My own proposal for this is to identify the background conceptual models and lineage of each tradition to see how each is rational and then find ways to compare them in different contexts with mutually agreed objective standards. That's based pretty much on the principles of integrative negotiation plus the principle of tradition-bound reasoning.
For example, God is "ultimately implausible" mostly in the tradition that began with the 18th c French philosophers, peaked with Voltaire, and represents largely their reaction to the religious wars and consequently blaming "organized religion." But we are also a product of Hume and the Scottish Enlightenment, Aristotelian and Aquinan reasoning and so on, and several other traditions that are less dogmatic in their atheism and in their certainty that God, social order, and morality are completely dissociable. By not respecting the fact that God is perfectly rational within some traditions of reasoning, we miss the point and refuse to engage the argument fairly.
Also, by not recognizing that a number of different traditions of reasoning are alive and well in jurisprudence, politics, religion, and even within science, we miss the chance to figure out what they are really arguing about.

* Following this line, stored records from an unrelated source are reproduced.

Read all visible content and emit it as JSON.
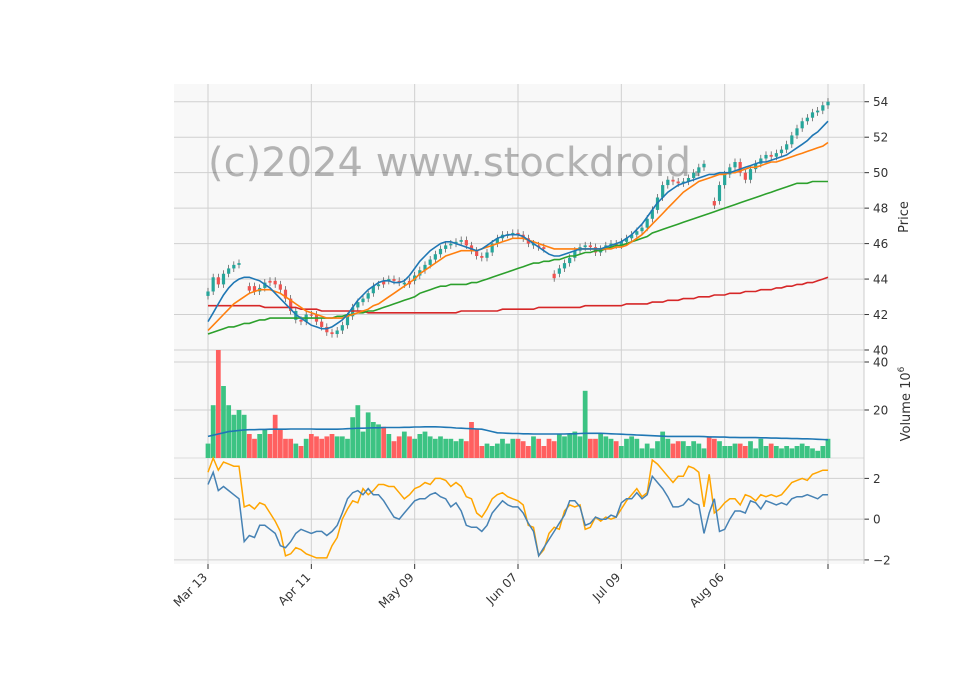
{
  "watermark": "(c)2024 www.stockdroid.",
  "chart_data": {
    "type": "candlestick",
    "x_tick_labels": [
      "Mar 13",
      "Apr 11",
      "May 09",
      "Jun 07",
      "Jul 09",
      "Aug 06"
    ],
    "n_days": 121,
    "price_panel": {
      "ylabel": "Price",
      "ylim": [
        40,
        55
      ],
      "yticks": [
        40,
        42,
        44,
        46,
        48,
        50,
        52,
        54
      ],
      "close": [
        43.3,
        44.1,
        43.7,
        44.3,
        44.6,
        44.8,
        44.9,
        null,
        43.6,
        43.3,
        43.5,
        43.8,
        43.9,
        43.7,
        43.4,
        42.9,
        42.2,
        41.7,
        41.6,
        42.0,
        42.0,
        41.6,
        41.3,
        41.0,
        40.9,
        41.1,
        41.4,
        41.9,
        42.4,
        42.7,
        42.9,
        43.2,
        43.6,
        43.7,
        43.9,
        44.0,
        43.9,
        43.8,
        43.7,
        43.9,
        44.2,
        44.5,
        44.8,
        45.1,
        45.4,
        45.7,
        45.9,
        46.0,
        46.1,
        46.2,
        45.9,
        45.6,
        45.3,
        45.2,
        45.5,
        46.0,
        46.3,
        46.5,
        46.5,
        46.6,
        46.5,
        46.3,
        46.0,
        45.9,
        45.8,
        45.7,
        null,
        44.3,
        44.6,
        44.9,
        45.2,
        45.6,
        45.8,
        45.9,
        45.8,
        45.5,
        45.7,
        45.9,
        46.0,
        45.9,
        46.1,
        46.3,
        46.5,
        46.7,
        46.9,
        47.4,
        47.9,
        48.6,
        49.3,
        49.6,
        49.5,
        49.4,
        49.5,
        49.7,
        50.0,
        50.3,
        50.5,
        null,
        48.4,
        49.3,
        49.9,
        50.3,
        50.6,
        50.0,
        49.6,
        50.2,
        50.5,
        50.8,
        51.0,
        50.9,
        51.1,
        51.3,
        51.6,
        52.1,
        52.5,
        52.9,
        53.1,
        53.4,
        53.5,
        53.8,
        54.0
      ],
      "ema_fast": [
        41.6,
        42.1,
        42.6,
        43.1,
        43.5,
        43.8,
        44.0,
        44.1,
        44.1,
        44.0,
        43.9,
        43.7,
        43.5,
        43.2,
        42.9,
        42.6,
        42.3,
        42.0,
        41.8,
        41.6,
        41.4,
        41.3,
        41.2,
        41.2,
        41.3,
        41.5,
        41.7,
        42.0,
        42.4,
        42.8,
        43.1,
        43.4,
        43.6,
        43.8,
        43.9,
        43.9,
        43.8,
        43.8,
        43.9,
        44.2,
        44.6,
        45.0,
        45.3,
        45.6,
        45.8,
        46.0,
        46.1,
        46.1,
        46.0,
        45.9,
        45.8,
        45.7,
        45.6,
        45.7,
        45.9,
        46.1,
        46.3,
        46.4,
        46.5,
        46.5,
        46.5,
        46.4,
        46.2,
        46.0,
        45.8,
        45.6,
        45.4,
        45.3,
        45.3,
        45.4,
        45.5,
        45.6,
        45.7,
        45.7,
        45.7,
        45.7,
        45.7,
        45.8,
        45.9,
        46.0,
        46.1,
        46.3,
        46.5,
        46.8,
        47.1,
        47.5,
        47.9,
        48.3,
        48.6,
        48.9,
        49.1,
        49.3,
        49.4,
        49.5,
        49.6,
        49.7,
        49.8,
        49.9,
        49.9,
        50.0,
        50.0,
        50.0,
        50.1,
        50.2,
        50.3,
        50.4,
        50.5,
        50.6,
        50.6,
        50.7,
        50.8,
        50.9,
        51.0,
        51.2,
        51.4,
        51.6,
        51.8,
        52.1,
        52.3,
        52.6,
        52.9
      ],
      "ema_mid": [
        41.1,
        41.4,
        41.7,
        42.0,
        42.3,
        42.6,
        42.8,
        43.0,
        43.2,
        43.3,
        43.4,
        43.4,
        43.4,
        43.3,
        43.2,
        43.0,
        42.8,
        42.6,
        42.4,
        42.2,
        42.1,
        42.0,
        41.9,
        41.8,
        41.8,
        41.8,
        41.8,
        41.9,
        42.0,
        42.1,
        42.2,
        42.3,
        42.5,
        42.6,
        42.8,
        43.0,
        43.2,
        43.4,
        43.6,
        43.8,
        44.0,
        44.3,
        44.5,
        44.7,
        44.9,
        45.1,
        45.3,
        45.4,
        45.5,
        45.6,
        45.6,
        45.6,
        45.6,
        45.7,
        45.8,
        45.9,
        46.0,
        46.1,
        46.2,
        46.3,
        46.3,
        46.3,
        46.2,
        46.1,
        46.0,
        45.9,
        45.8,
        45.7,
        45.7,
        45.7,
        45.7,
        45.7,
        45.7,
        45.7,
        45.7,
        45.7,
        45.7,
        45.7,
        45.7,
        45.8,
        45.8,
        45.9,
        46.1,
        46.3,
        46.5,
        46.8,
        47.1,
        47.4,
        47.7,
        48.0,
        48.3,
        48.6,
        48.9,
        49.1,
        49.3,
        49.5,
        49.6,
        49.7,
        49.8,
        49.9,
        49.9,
        50.0,
        50.0,
        50.1,
        50.2,
        50.3,
        50.3,
        50.4,
        50.5,
        50.6,
        50.6,
        50.7,
        50.8,
        50.9,
        51.0,
        51.1,
        51.2,
        51.3,
        51.4,
        51.5,
        51.7
      ],
      "sma_slow": [
        40.9,
        41.0,
        41.1,
        41.2,
        41.3,
        41.3,
        41.4,
        41.5,
        41.5,
        41.6,
        41.7,
        41.7,
        41.8,
        41.8,
        41.8,
        41.8,
        41.8,
        41.8,
        41.8,
        41.8,
        41.8,
        41.8,
        41.8,
        41.8,
        41.8,
        41.9,
        41.9,
        42.0,
        42.0,
        42.1,
        42.1,
        42.2,
        42.2,
        42.3,
        42.4,
        42.5,
        42.6,
        42.7,
        42.8,
        42.9,
        43.0,
        43.2,
        43.3,
        43.4,
        43.5,
        43.6,
        43.6,
        43.7,
        43.7,
        43.7,
        43.7,
        43.8,
        43.8,
        43.9,
        44.0,
        44.1,
        44.2,
        44.3,
        44.4,
        44.5,
        44.6,
        44.7,
        44.8,
        44.9,
        44.9,
        45.0,
        45.0,
        45.1,
        45.1,
        45.2,
        45.3,
        45.3,
        45.4,
        45.5,
        45.5,
        45.6,
        45.6,
        45.7,
        45.8,
        45.9,
        45.9,
        46.0,
        46.1,
        46.2,
        46.3,
        46.4,
        46.6,
        46.7,
        46.8,
        46.9,
        47.0,
        47.1,
        47.2,
        47.3,
        47.4,
        47.5,
        47.6,
        47.7,
        47.8,
        47.9,
        48.0,
        48.1,
        48.2,
        48.3,
        48.4,
        48.5,
        48.6,
        48.7,
        48.8,
        48.9,
        49.0,
        49.1,
        49.2,
        49.3,
        49.4,
        49.4,
        49.4,
        49.5,
        49.5,
        49.5,
        49.5
      ],
      "sma_long": [
        42.5,
        42.5,
        42.5,
        42.5,
        42.5,
        42.5,
        42.5,
        42.5,
        42.5,
        42.5,
        42.5,
        42.4,
        42.4,
        42.4,
        42.4,
        42.4,
        42.4,
        42.4,
        42.3,
        42.3,
        42.3,
        42.3,
        42.2,
        42.2,
        42.2,
        42.2,
        42.2,
        42.2,
        42.2,
        42.2,
        42.2,
        42.1,
        42.1,
        42.1,
        42.1,
        42.1,
        42.1,
        42.1,
        42.1,
        42.1,
        42.1,
        42.1,
        42.1,
        42.1,
        42.1,
        42.1,
        42.1,
        42.1,
        42.1,
        42.2,
        42.2,
        42.2,
        42.2,
        42.2,
        42.2,
        42.2,
        42.2,
        42.3,
        42.3,
        42.3,
        42.3,
        42.3,
        42.3,
        42.3,
        42.4,
        42.4,
        42.4,
        42.4,
        42.4,
        42.4,
        42.4,
        42.4,
        42.4,
        42.5,
        42.5,
        42.5,
        42.5,
        42.5,
        42.5,
        42.5,
        42.5,
        42.6,
        42.6,
        42.6,
        42.6,
        42.6,
        42.7,
        42.7,
        42.7,
        42.8,
        42.8,
        42.8,
        42.9,
        42.9,
        42.9,
        43.0,
        43.0,
        43.0,
        43.1,
        43.1,
        43.1,
        43.2,
        43.2,
        43.2,
        43.3,
        43.3,
        43.3,
        43.4,
        43.4,
        43.4,
        43.5,
        43.5,
        43.6,
        43.6,
        43.7,
        43.7,
        43.8,
        43.8,
        43.9,
        44.0,
        44.1
      ]
    },
    "volume_panel": {
      "ylabel": "Volume",
      "unit_exponent": "6",
      "ylim": [
        0,
        45
      ],
      "yticks": [
        20,
        40
      ],
      "volume": [
        6,
        22,
        45,
        30,
        22,
        18,
        20,
        18,
        10,
        8,
        10,
        12,
        10,
        18,
        12,
        8,
        8,
        6,
        5,
        8,
        10,
        9,
        8,
        9,
        10,
        9,
        9,
        8,
        17,
        22,
        11,
        19,
        15,
        14,
        13,
        10,
        7,
        9,
        11,
        9,
        8,
        10,
        11,
        9,
        8,
        9,
        8,
        8,
        7,
        8,
        7,
        15,
        12,
        5,
        6,
        5,
        6,
        8,
        6,
        8,
        8,
        7,
        5,
        9,
        8,
        5,
        8,
        7,
        10,
        9,
        10,
        11,
        9,
        28,
        8,
        8,
        10,
        9,
        8,
        7,
        5,
        8,
        9,
        8,
        4,
        6,
        4,
        7,
        11,
        8,
        6,
        7,
        7,
        5,
        7,
        6,
        4,
        9,
        8,
        7,
        5,
        5,
        6,
        6,
        5,
        7,
        4,
        8,
        5,
        6,
        5,
        4,
        5,
        4,
        5,
        6,
        5,
        4,
        3,
        5,
        8
      ],
      "up": [
        1,
        1,
        0,
        1,
        1,
        1,
        1,
        1,
        0,
        0,
        1,
        1,
        0,
        0,
        0,
        0,
        0,
        1,
        0,
        1,
        0,
        0,
        0,
        0,
        0,
        1,
        1,
        1,
        1,
        1,
        1,
        1,
        1,
        1,
        0,
        1,
        0,
        0,
        1,
        0,
        1,
        1,
        1,
        1,
        1,
        1,
        1,
        1,
        1,
        1,
        0,
        0,
        0,
        0,
        1,
        1,
        1,
        1,
        1,
        1,
        0,
        0,
        0,
        1,
        0,
        0,
        0,
        0,
        1,
        1,
        1,
        1,
        1,
        1,
        0,
        0,
        1,
        1,
        1,
        0,
        1,
        1,
        1,
        1,
        1,
        1,
        1,
        1,
        1,
        1,
        0,
        0,
        1,
        1,
        1,
        1,
        1,
        0,
        0,
        1,
        1,
        1,
        1,
        0,
        0,
        1,
        1,
        1,
        1,
        0,
        1,
        1,
        1,
        1,
        1,
        1,
        1,
        1,
        1,
        1,
        1
      ],
      "vol_ma": [
        9,
        9.5,
        10,
        10.5,
        11,
        11.2,
        11.5,
        11.7,
        11.8,
        11.8,
        11.9,
        11.9,
        12,
        12,
        12,
        12,
        12.1,
        12.1,
        12.1,
        12.1,
        12.1,
        12,
        12,
        12,
        12,
        12,
        12.1,
        12.2,
        12.3,
        12.4,
        12.4,
        12.5,
        12.6,
        12.6,
        12.7,
        12.7,
        12.7,
        12.7,
        12.8,
        12.8,
        12.9,
        12.9,
        13,
        13,
        13,
        12.9,
        12.8,
        12.7,
        12.5,
        12.4,
        12.3,
        12.2,
        12.1,
        12,
        11.5,
        11,
        10.5,
        10.4,
        10.3,
        10.2,
        10.2,
        10.1,
        10.1,
        10,
        10,
        10,
        10,
        10,
        10,
        10,
        10.1,
        10.1,
        10.2,
        10.3,
        10.3,
        10.3,
        10.3,
        10.2,
        10.1,
        10,
        9.9,
        9.8,
        9.7,
        9.6,
        9.5,
        9.4,
        9.3,
        9.2,
        9.1,
        9,
        9,
        9,
        9,
        9,
        9,
        9,
        8.9,
        8.8,
        8.8,
        8.7,
        8.7,
        8.6,
        8.6,
        8.5,
        8.5,
        8.5,
        8.5,
        8.4,
        8.4,
        8.3,
        8.3,
        8.2,
        8.2,
        8.1,
        8.1,
        8,
        8,
        7.9,
        7.8,
        7.7,
        7.6
      ]
    },
    "oscillator_panel": {
      "ylim": [
        -2.2,
        3.0
      ],
      "yticks": [
        -2,
        0,
        2
      ],
      "line_blue": [
        1.7,
        2.3,
        1.4,
        1.6,
        1.4,
        1.2,
        1.0,
        -1.1,
        -0.8,
        -0.9,
        -0.3,
        -0.3,
        -0.5,
        -0.7,
        -1.3,
        -1.4,
        -1.1,
        -0.7,
        -0.5,
        -0.6,
        -0.7,
        -0.6,
        -0.6,
        -0.8,
        -0.6,
        -0.3,
        0.3,
        1.0,
        1.3,
        1.4,
        1.2,
        1.5,
        1.2,
        1.2,
        0.9,
        0.5,
        0.1,
        0.0,
        0.3,
        0.6,
        0.9,
        1.0,
        1.0,
        1.2,
        1.3,
        1.1,
        1.0,
        0.6,
        0.8,
        0.4,
        -0.3,
        -0.4,
        -0.4,
        -0.6,
        -0.3,
        0.3,
        0.6,
        0.9,
        0.7,
        0.6,
        0.6,
        0.3,
        -0.2,
        -0.6,
        -1.8,
        -1.4,
        -1.0,
        -0.6,
        -0.2,
        0.2,
        0.9,
        0.9,
        0.6,
        -0.3,
        -0.2,
        0.1,
        0.0,
        0.0,
        0.2,
        0.1,
        0.8,
        1.0,
        1.0,
        1.3,
        1.0,
        1.2,
        2.1,
        1.8,
        1.5,
        1.1,
        0.6,
        0.6,
        0.7,
        1.0,
        0.8,
        0.7,
        -0.7,
        0.3,
        1.0,
        -0.6,
        -0.5,
        0.0,
        0.4,
        0.4,
        0.3,
        0.9,
        0.8,
        0.5,
        0.9,
        0.8,
        0.7,
        0.8,
        0.7,
        1.0,
        1.1,
        1.1,
        1.2,
        1.1,
        1.0,
        1.2,
        1.2
      ],
      "line_orange": [
        2.3,
        3.0,
        2.4,
        2.8,
        2.7,
        2.6,
        2.6,
        0.6,
        0.7,
        0.5,
        0.8,
        0.7,
        0.3,
        -0.1,
        -0.6,
        -1.8,
        -1.7,
        -1.4,
        -1.5,
        -1.7,
        -1.8,
        -1.9,
        -1.9,
        -1.9,
        -1.3,
        -0.9,
        0.0,
        0.5,
        0.9,
        0.8,
        1.5,
        1.2,
        1.4,
        1.7,
        1.7,
        1.6,
        1.6,
        1.3,
        1.0,
        1.2,
        1.5,
        1.6,
        1.8,
        1.7,
        2.0,
        2.0,
        1.9,
        1.6,
        1.8,
        1.6,
        1.1,
        1.0,
        0.3,
        0.1,
        0.5,
        1.0,
        1.2,
        1.3,
        1.1,
        1.0,
        0.9,
        0.7,
        -0.3,
        -0.4,
        -1.8,
        -1.5,
        -0.7,
        -0.4,
        -0.5,
        0.4,
        0.7,
        0.6,
        0.7,
        -0.5,
        -0.4,
        0.1,
        -0.1,
        0.1,
        0.0,
        0.1,
        0.5,
        0.9,
        1.2,
        1.5,
        1.1,
        1.3,
        2.9,
        2.7,
        2.4,
        2.1,
        1.8,
        2.1,
        2.1,
        2.6,
        2.5,
        2.3,
        0.6,
        2.2,
        0.3,
        0.5,
        0.8,
        1.0,
        1.0,
        0.7,
        1.2,
        1.1,
        0.9,
        1.2,
        1.1,
        1.2,
        1.1,
        1.2,
        1.5,
        1.8,
        1.9,
        2.0,
        1.9,
        2.2,
        2.3,
        2.4,
        2.4
      ]
    },
    "colors": {
      "up": "#26a69a",
      "down": "#ef5350",
      "ema_fast": "#1f77b4",
      "ema_mid": "#ff7f0e",
      "sma_slow": "#2ca02c",
      "sma_long": "#d62728",
      "vol_ma": "#1f77b4",
      "osc_blue": "#4682b4",
      "osc_orange": "#ffa500"
    },
    "grid": true,
    "yaxis_side": "right"
  }
}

I think the valuable thing about *secularism* as manifested most dramatically in the Deists of Locke's tradition was not the implausibility it rendered to the supernatural, but the fact that it promoted a form of increasingly universal discourse by focusing on things that were least specific to particular other traditions. The liberal university tradition of modern times is a deliberately self-reflective discourse where we make every effort to make it as universal as possible. However, we have also found that it can only be taken so far. The extremes of poststructuralist gibberish are a logical result of trying to take rationalist discourse so far skeptically that we discount every possible totalizing system or grand narrative, and we end up with implicit stories ones that are worse than the ones being deconstructed. Atheism is one of the artifacts of the Enlightenment tradition off slightly to the side of scientific traditions.
With increasingly universal discourse comes the possibility of the rule of law, and so on. But only when there is an underlying social order supporting it. That was Burke's insight, and also Toqueville's, I think.
American conservatives often take Burke and Toqueville to the point where they see secularism as a kind of totalizing system equivalent with militant atheism. That's an error. There are many more religious secularists than atheist secularists. Religious secularists are people who implicitly recognize the tendency of competing totalizing systems to dominate discourse and so want to "keep religion out of the public square." They are largely motivated by the recognition that big religions tend to suppress little ones, which is why the most active secularists historically have been small active Protestant churches and Jews. They have the most to lose by having a state religion, as much as the atheists do.
Religious conservatives see secularism itself as a form of competing religion to theirs, partly because they miss the point that it is a more universal discourse, but also because they correctly observe that discourse that becomes too universallized also loses much of its social function and its overall coherence, unless it also becomes a totalizing system like that of religions. Thus Atheism becomes a quasi-religion because it cannot be coherent and serve the solidarity of a group of intellectuals without a narrative akin to that of religion.